UK’s recycling industry creaking after China import ban
Recycling experts predict growing chaos in the United Kingdom as materials build up at recycling plants around Britain following China's global ban on importing millions of metric tons of plastic waste.
Simon Ellin, chief executive of the UK Recycling Association, a group that represents more than 80 UK recycling organizations, has called for urgent action, saying his members are already seeing lower-grade plastics pile up.
China was the main destination of the world's recyclable plastic but, since Monday, Beijing has banned 24 types of imported waste, including plastic and mixed paper.
The move was part of the Chinese government's campaign against "foreign garbage", which it has described as harmful to the environment and public health.

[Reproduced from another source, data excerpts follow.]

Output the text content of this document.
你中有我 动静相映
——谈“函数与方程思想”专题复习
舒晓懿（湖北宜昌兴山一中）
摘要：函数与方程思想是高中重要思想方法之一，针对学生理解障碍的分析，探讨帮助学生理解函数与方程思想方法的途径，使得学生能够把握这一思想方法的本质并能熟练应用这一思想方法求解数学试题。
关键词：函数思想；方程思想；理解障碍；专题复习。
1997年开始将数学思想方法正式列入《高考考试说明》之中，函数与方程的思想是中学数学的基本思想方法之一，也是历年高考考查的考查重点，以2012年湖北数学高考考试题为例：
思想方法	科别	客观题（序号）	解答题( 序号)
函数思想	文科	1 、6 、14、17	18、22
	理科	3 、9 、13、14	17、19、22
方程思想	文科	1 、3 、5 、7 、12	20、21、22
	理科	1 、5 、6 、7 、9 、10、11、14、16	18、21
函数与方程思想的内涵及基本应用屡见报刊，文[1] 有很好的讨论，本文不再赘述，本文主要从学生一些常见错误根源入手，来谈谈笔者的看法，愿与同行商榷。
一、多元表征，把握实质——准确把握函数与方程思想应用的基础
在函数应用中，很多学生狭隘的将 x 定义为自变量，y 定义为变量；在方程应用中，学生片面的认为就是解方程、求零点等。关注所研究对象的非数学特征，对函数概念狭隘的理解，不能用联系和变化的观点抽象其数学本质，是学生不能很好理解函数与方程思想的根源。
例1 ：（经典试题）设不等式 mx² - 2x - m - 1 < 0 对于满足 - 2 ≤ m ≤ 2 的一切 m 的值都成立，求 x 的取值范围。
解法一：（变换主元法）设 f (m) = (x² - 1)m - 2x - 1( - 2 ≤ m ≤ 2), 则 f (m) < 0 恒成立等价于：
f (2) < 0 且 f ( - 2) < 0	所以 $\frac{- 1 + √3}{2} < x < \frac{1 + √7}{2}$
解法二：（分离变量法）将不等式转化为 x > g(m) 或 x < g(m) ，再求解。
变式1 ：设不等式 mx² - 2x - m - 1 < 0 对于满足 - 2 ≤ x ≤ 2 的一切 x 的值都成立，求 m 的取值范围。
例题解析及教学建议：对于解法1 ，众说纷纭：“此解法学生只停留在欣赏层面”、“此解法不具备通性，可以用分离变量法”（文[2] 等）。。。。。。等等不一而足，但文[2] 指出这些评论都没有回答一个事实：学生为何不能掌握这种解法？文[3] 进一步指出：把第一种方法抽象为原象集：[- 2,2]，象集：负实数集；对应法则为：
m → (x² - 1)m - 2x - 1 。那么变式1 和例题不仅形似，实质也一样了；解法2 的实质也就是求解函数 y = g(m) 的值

Ellin said the ramifications of the ban are already apparent in some of his members' yards.
"Plastics are building up," he said. "If you were to go around those yards in a couple of months' time, the situation would be even worse."
Previously, the UK exported almost two-thirds of its total waste to China with UK businesses shipping more than 2.7 million tons of plastic waste to China since 2012, according to data from environmental group Greenpeace.

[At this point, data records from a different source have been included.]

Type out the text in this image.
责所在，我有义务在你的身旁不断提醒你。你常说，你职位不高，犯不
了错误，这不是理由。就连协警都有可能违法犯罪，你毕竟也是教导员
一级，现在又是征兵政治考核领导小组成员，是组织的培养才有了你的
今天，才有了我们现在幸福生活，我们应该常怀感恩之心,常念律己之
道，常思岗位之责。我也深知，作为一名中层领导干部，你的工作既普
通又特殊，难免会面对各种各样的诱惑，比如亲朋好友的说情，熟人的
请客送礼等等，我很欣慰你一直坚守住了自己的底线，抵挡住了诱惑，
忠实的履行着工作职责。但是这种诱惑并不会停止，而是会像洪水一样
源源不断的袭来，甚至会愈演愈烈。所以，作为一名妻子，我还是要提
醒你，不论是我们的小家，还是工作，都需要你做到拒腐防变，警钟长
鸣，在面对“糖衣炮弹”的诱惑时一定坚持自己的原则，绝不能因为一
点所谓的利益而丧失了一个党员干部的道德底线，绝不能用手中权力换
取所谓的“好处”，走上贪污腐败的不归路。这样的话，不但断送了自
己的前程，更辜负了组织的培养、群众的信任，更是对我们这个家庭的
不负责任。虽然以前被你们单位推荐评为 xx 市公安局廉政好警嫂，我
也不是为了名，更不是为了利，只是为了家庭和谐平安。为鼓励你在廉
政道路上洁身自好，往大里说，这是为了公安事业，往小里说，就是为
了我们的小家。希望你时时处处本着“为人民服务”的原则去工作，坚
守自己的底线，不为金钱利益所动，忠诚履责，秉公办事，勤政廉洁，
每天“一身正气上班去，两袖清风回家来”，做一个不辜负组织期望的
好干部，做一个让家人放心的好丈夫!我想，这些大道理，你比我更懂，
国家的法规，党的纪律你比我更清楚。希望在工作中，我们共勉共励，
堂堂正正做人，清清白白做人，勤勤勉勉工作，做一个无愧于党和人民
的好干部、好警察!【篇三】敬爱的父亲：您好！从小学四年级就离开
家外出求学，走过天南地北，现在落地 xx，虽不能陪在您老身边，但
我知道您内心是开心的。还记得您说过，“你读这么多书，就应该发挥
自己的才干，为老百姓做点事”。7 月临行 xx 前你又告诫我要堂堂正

Ellin said many UK recyclers stopped shipping plastic to the world's second-largest economy in the autumn because of fears it might not arrive before the deadline.
"We have relied on exporting plastic recycling to China for 20 years and now people do not know what is going to happen," he told the Guardian newspaper."A lot of (our members) are now sitting back and seeing what comes out of the woodwork, but people are very worried."

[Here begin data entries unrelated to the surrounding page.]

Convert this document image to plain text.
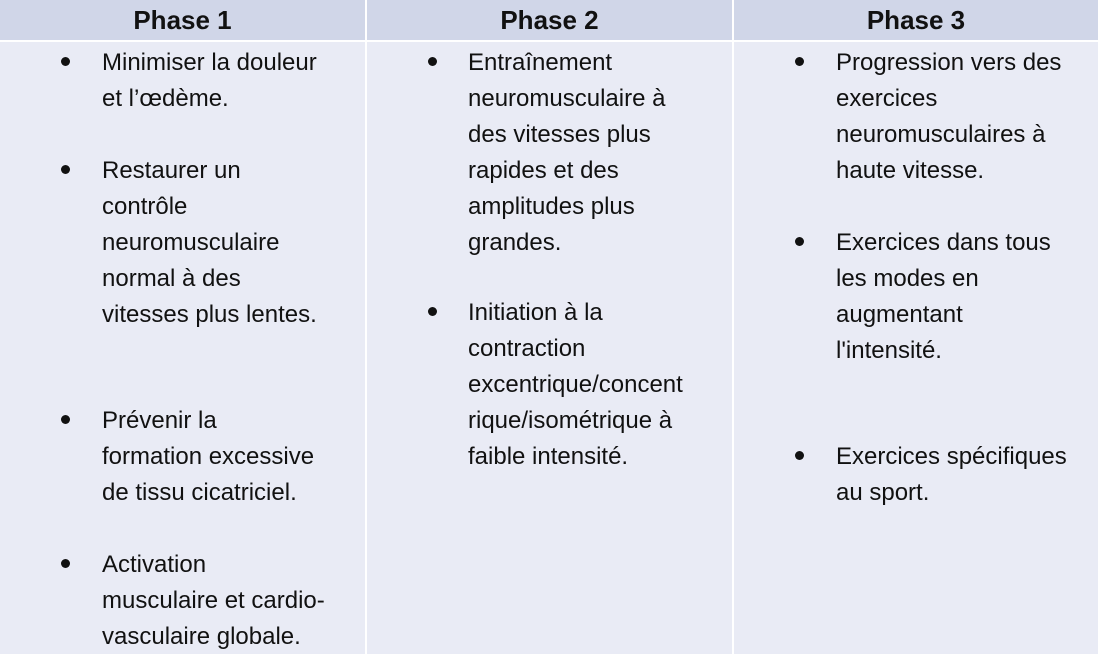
Phase 1
Minimiser la douleur
et l’œdème.
Restaurer un
contrôle
neuromusculaire
normal à des
vitesses plus lentes.
Prévenir la
formation excessive
de tissu cicatriciel.
Activation
musculaire et cardio-
vasculaire globale.
Phase 2
Entraînement
neuromusculaire à
des vitesses plus
rapides et des
amplitudes plus
grandes.
Initiation à la
contraction
excentrique/concent
rique/isométrique à
faible intensité.
Phase 3
Progression vers des
exercices
neuromusculaires à
haute vitesse.
Exercices dans tous
les modes en
augmentant
l'intensité.
Exercices spécifiques
au sport.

He warned that local authorities' recycling efforts in the UK will bear the brunt of the ban in the short term.
"If it no longer pays for our members to take this waste and sort it once it has been collected by councils, then that might stop," Ellin said. "This might mean that councils no longer collect recycling in the same way. It could be chaos, it really could."
The recycling business will now have to look to alternative destinations, such as Malaysia and Vietnam for their exports.
But some industry experts believe China's decision to shut its doors could be an opportunity for the UK to develop its recycling infrastructure.
Ellin said there is a need to look at the "entire system from producing less, to better, simpler design, to standardized recycling".